| Users | Centralized Auth | Distributed Auth |
|---|---|---|
| 100 users | Single auth server handles requests easily; low latency | Each service manages auth locally; simple token validation |
| 10,000 users | Auth server load increases; may need load balancing; DB queries rise | Token issuance centralized; local validation reduces auth server load |
| 1,000,000 users | Auth server becomes bottleneck; DB and network saturated; latency rises | Distributed token validation scales well; token revocation and sync become complex |
| 100,000,000 users | Single auth cluster struggles; needs sharding, caching, and global load balancing | Highly scalable; requires robust token management, sync, and security policies |
Centralized vs distributed auth in Microservices - Scaling Approaches Compared
In centralized auth, the authentication server and its database become the first bottleneck as user count grows. It handles all login and token issuance, causing CPU, memory, and DB query overload.
In distributed auth, the main bottleneck shifts to token management complexity, especially token revocation and synchronization across services, which can cause inconsistencies and security risks.
- Centralized Auth: Use horizontal scaling with multiple auth servers behind load balancers; implement caching for session data; use read replicas for DB; shard user data by region or user ID.
- Distributed Auth: Use stateless tokens (e.g., JWT) for local validation; implement token revocation lists with fast distributed caches like Redis; synchronize token state with event-driven messaging; enforce strict token expiry policies.
- Use CDNs and edge servers to reduce latency for auth requests globally.
Assuming 1 million users with 10% active per second = 100,000 auth requests/sec peak.

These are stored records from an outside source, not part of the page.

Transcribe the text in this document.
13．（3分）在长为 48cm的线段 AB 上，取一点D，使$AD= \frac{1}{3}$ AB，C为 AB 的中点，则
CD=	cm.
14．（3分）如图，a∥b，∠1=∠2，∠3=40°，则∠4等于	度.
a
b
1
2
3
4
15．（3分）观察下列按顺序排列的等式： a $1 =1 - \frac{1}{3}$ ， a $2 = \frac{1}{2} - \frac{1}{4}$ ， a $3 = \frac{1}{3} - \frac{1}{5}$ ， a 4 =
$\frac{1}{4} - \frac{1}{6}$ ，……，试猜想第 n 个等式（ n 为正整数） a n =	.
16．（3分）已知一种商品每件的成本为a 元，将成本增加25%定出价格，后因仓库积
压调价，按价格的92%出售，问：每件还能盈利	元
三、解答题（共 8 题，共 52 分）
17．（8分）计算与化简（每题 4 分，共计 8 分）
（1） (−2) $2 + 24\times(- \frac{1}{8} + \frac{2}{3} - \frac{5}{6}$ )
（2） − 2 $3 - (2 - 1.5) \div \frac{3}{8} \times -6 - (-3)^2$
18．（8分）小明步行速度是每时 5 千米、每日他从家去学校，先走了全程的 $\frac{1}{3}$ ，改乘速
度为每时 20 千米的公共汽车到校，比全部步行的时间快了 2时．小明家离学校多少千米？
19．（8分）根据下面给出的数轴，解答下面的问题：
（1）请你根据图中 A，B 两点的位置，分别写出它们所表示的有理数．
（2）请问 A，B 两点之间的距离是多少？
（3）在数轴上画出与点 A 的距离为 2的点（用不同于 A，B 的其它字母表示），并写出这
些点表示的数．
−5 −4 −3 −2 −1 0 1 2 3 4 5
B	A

- Centralized auth server: Each server handles ~3000 QPS, so ~34 servers needed.
- Database: Needs to handle 100,000 QPS; use sharding and read replicas.
- Network bandwidth: Assuming 1 KB per auth request, 100 MB/s bandwidth needed.
- Distributed auth: Token validation is local, reducing auth server load to token issuance only (e.g., 10% of requests), lowering server count.
Start by defining the auth model clearly. Discuss trade-offs between centralized and distributed approaches. Identify bottlenecks at each scale. Propose concrete scaling techniques matching bottlenecks. Highlight security and consistency challenges. Use real numbers to justify decisions.
Your database handles 1000 QPS. Traffic grows 10x to 10,000 QPS. What do you do first?
Answer: Add read replicas and implement caching to reduce DB load before scaling application servers. Consider sharding if growth continues.